In a sane world, people will have to take courses and pass exams where they must demonstrate that they know the “consensus answers” to these question before doing runs with the compute and architecture you are describing.
And we’ll need to get something resembling “consensus answers” before this is possible.
So the answer is: one will need an honestly earned official certificate showing one knows the answers to these questions. At the moment, no one knows those answers.
On one hand, the obvious question is: are you far above/very different from the state-of-the-art? The further ahead or to the side you are from what other people are doing, the more likely you are to encounter unexpected risks. If you are, in effect, repeating other people’s steps and are behind those other people, your risks are low (disclaimer: those risks are “kind of low” today, in the future we might start encountering a situation where training needs to be more guarded, because models are more powerful, then even if you are following other people, you must also competently follow their safety precautions, or you might create unacceptable risks; even today people do follow some precautions, and if you screw those up, there might be big trouble; for example, today’s leaders don’t open source GPT-4-level models, we don’t know if leaking or open-sourcing GPT-4-level weights would create unacceptable risks).
On the other hand, the main big risk in this sense (at least with the AIs today, especially if you are not using robots) is the “foom” risk: instances of a model capable of doing competent coding and competent AI research becoming capable of independently producing their own even more capable successors, and so on.
The more you use those models for coding and for doing AI research, the more you should ponder whether you are getting close to creating conditions for runaway self-improvement, where AIs produce more capable successors on their own, those produce even more capable successors, etc… So far, all those recursive self-improvement runs have saturated after a bit of improvement, but they will not keep saturating forever (see e.g. “Self-Taught Optimizer (STOP): Recursively Self-Improving Code Generation”, https://arxiv.org/abs/2310.02304, and in particular see Figure 4 on page 6; there you see that the scheme does not work at all with GPT-3.5 as the underlying LLM, and works but quickly saturates with GPT-4 as the underlying LLM; so one might ponder if even keeping literally this self-improvement scheme, but using a better future LLM as the underlying fixed LLM might already be highly dangerous in this sense).

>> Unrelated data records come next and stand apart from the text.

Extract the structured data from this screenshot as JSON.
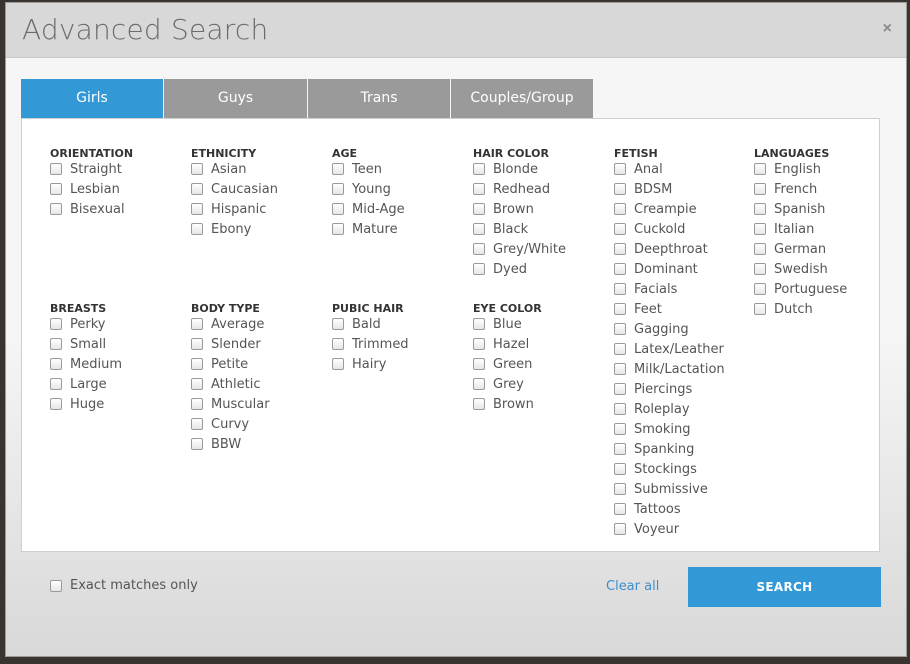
{
  "modal": {
    "title": "Advanced Search",
    "close_icon": "×"
  },
  "tabs": [
    {
      "label": "Girls",
      "active": true
    },
    {
      "label": "Guys",
      "active": false
    },
    {
      "label": "Trans",
      "active": false
    },
    {
      "label": "Couples/Group",
      "active": false
    }
  ],
  "groups": {
    "orientation": {
      "title": "ORIENTATION",
      "options": [
        "Straight",
        "Lesbian",
        "Bisexual"
      ]
    },
    "ethnicity": {
      "title": "ETHNICITY",
      "options": [
        "Asian",
        "Caucasian",
        "Hispanic",
        "Ebony"
      ]
    },
    "age": {
      "title": "AGE",
      "options": [
        "Teen",
        "Young",
        "Mid-Age",
        "Mature"
      ]
    },
    "hair_color": {
      "title": "HAIR COLOR",
      "options": [
        "Blonde",
        "Redhead",
        "Brown",
        "Black",
        "Grey/White",
        "Dyed"
      ]
    },
    "fetish": {
      "title": "FETISH",
      "options": [
        "Anal",
        "BDSM",
        "Creampie",
        "Cuckold",
        "Deepthroat",
        "Dominant",
        "Facials",
        "Feet",
        "Gagging",
        "Latex/Leather",
        "Milk/Lactation",
        "Piercings",
        "Roleplay",
        "Smoking",
        "Spanking",
        "Stockings",
        "Submissive",
        "Tattoos",
        "Voyeur"
      ]
    },
    "languages": {
      "title": "LANGUAGES",
      "options": [
        "English",
        "French",
        "Spanish",
        "Italian",
        "German",
        "Swedish",
        "Portuguese",
        "Dutch"
      ]
    },
    "breasts": {
      "title": "BREASTS",
      "options": [
        "Perky",
        "Small",
        "Medium",
        "Large",
        "Huge"
      ]
    },
    "body_type": {
      "title": "BODY TYPE",
      "options": [
        "Average",
        "Slender",
        "Petite",
        "Athletic",
        "Muscular",
        "Curvy",
        "BBW"
      ]
    },
    "pubic_hair": {
      "title": "PUBIC HAIR",
      "options": [
        "Bald",
        "Trimmed",
        "Hairy"
      ]
    },
    "eye_color": {
      "title": "EYE COLOR",
      "options": [
        "Blue",
        "Hazel",
        "Green",
        "Grey",
        "Brown"
      ]
    }
  },
  "footer": {
    "exact_matches_label": "Exact matches only",
    "clear_all_label": "Clear all",
    "search_label": "SEARCH"
  },
  "colors": {
    "accent": "#3399d6",
    "tab_inactive": "#9a9a9a",
    "link": "#3a8fcc"
  }
}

Please restate last paragraph as instructions/submission if you’re submitting
do you refer to your Clarification 2, or do you mean something else?
but more importantly, since you are saying
no, sorry, you are way deep in the danger zone, and whether people can proceed at all with something like that really depends on the state of the field of AI existential safety at the time when that level of flops and architecture are feasible… if our understanding of AI existential safety is what it is today, but people are proceeding with this magnitude of compute and architecture improvements, our chances are really bad...

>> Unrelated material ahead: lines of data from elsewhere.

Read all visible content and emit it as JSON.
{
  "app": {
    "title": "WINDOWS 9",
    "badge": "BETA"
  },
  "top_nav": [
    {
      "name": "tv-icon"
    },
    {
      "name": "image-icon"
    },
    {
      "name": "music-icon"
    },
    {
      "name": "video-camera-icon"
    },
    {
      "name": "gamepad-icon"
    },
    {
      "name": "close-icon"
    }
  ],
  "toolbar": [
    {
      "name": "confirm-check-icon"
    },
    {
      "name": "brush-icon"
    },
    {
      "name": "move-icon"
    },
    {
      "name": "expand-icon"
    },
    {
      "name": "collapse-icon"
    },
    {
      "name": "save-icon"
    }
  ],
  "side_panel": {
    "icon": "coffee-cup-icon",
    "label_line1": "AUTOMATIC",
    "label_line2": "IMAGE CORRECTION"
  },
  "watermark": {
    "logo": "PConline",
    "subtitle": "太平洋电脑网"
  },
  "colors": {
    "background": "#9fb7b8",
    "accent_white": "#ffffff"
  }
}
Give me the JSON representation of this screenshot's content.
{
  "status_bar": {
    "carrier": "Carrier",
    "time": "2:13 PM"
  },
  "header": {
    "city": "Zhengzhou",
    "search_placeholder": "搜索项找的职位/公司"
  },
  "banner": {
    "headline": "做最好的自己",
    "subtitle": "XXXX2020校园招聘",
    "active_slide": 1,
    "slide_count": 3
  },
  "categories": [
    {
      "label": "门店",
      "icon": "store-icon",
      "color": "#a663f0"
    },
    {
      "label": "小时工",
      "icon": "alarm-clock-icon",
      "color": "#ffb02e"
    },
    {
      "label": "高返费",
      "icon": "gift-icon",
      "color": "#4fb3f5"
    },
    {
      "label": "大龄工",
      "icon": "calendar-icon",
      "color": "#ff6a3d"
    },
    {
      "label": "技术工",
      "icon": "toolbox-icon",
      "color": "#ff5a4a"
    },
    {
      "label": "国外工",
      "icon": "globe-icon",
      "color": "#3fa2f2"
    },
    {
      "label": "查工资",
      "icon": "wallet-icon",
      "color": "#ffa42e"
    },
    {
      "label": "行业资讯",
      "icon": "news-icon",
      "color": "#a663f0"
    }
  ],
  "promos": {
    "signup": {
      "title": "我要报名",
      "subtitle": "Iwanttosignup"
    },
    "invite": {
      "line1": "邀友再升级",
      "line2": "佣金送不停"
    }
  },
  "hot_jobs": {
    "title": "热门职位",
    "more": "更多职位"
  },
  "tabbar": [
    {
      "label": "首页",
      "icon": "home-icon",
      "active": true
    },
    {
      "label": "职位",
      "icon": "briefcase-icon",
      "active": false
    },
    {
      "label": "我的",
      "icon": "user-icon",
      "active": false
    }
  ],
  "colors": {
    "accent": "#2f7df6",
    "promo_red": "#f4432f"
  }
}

there is no generic answer here which does not depend on the state of research which has not been successfully accomplished yet...
so the only answer is: be very aware of the state of the art of research in AI existential safety (that should really hopefully be part of the requirements to this kind of training runs by the time we get to those compute and architecture improvements)… one can’t get a pilot’s license without understanding certain things about plane safety; the runs you are describing should require people being safety-qualified in this sense as well...
so
In a sane world, people will have to take courses and pass exams where they must demonstrate that they know the “consensus answers” to these question before doing runs with the compute and architecture you are describing.
And we’ll need to get something resembling “consensus answers” before this is possible.
So the answer is: one will need an honestly earned official certificate showing one knows the answers to these questions. At the moment, no one knows those answers.